---- Google's 950 Penalty (part 4) - or is it Phrase Based Re-ranking?
Marcia - 6:48 am on Feb 8, 2007 (gmt 0)
 If the document is included in the SPAM_TABLE, then the document's relevance score is down weighted by predetermined factor. For example, the relevance score can be divided by factor (e.g., 5). Alternatively, the document can simply be removed from the result set entirely.
 The search result set is then resorted by relevance score and provided back to the client.
I've never for one second considered that this patent wasn't seriously connected to this "penalty." There's a fine line between defining a penalty vs. a filter, but the way the patent reads, a page can be either de-indexed altogether, or for all practical purposes put on the equivalent of a "spam black-list", and my guess is that it's done by pre-processing and filtered accordingly at query time in the latter case.
In addition, the inbound anchor text scoring described in the patent could boost the document out of the danger zone if even a single new IBL shows up.
I've seen just exactly that very thing happen with a page that recovered, and what was done was based on an "intuition" after reading through the patent (which I've read about 10 times already).
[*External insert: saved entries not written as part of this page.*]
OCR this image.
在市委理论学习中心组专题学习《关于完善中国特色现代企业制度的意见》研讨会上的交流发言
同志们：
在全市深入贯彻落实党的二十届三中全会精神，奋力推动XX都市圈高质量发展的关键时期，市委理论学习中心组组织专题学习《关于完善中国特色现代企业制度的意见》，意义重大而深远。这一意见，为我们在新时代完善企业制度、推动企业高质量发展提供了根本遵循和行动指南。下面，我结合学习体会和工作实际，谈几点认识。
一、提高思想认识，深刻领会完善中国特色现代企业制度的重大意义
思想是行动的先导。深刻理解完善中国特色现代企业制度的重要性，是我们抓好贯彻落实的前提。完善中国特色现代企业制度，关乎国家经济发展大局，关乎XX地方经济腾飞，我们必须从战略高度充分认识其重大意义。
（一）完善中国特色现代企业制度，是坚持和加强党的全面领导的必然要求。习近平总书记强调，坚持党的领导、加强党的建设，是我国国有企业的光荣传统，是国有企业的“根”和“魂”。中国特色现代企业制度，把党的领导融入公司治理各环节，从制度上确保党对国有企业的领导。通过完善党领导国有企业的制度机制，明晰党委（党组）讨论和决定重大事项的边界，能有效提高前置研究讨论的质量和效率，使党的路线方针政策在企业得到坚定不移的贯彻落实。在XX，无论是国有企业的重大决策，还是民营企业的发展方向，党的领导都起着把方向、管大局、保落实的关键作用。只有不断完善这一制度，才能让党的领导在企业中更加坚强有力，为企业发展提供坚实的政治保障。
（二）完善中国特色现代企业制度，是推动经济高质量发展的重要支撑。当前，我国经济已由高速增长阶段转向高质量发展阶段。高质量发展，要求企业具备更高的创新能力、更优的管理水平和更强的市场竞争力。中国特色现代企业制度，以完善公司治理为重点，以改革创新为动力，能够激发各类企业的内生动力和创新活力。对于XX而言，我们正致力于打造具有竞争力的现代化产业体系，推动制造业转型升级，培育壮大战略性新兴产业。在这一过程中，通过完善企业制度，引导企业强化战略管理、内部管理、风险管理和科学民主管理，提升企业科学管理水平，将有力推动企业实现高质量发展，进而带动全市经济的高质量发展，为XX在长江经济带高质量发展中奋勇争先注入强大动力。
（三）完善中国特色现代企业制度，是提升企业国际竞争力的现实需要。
It's obviously phrase based, and while there may be more factors involved, that still remains a likely suspect. It takes analyzing and isolating the particulars, which is no easy task, because it's complex - no doubt by design.
What imho is of a major concern is what looks to be the possibility of something tripped by usage of anchor text/headings/titles - because of not only the "normal" scraper pages, but some that are doing even more than just duplication of strings of text in anchors, and are now playing around with swiping full pages.
[edited by: Marcia at 6:55 am (utc) on Feb. 8, 2007]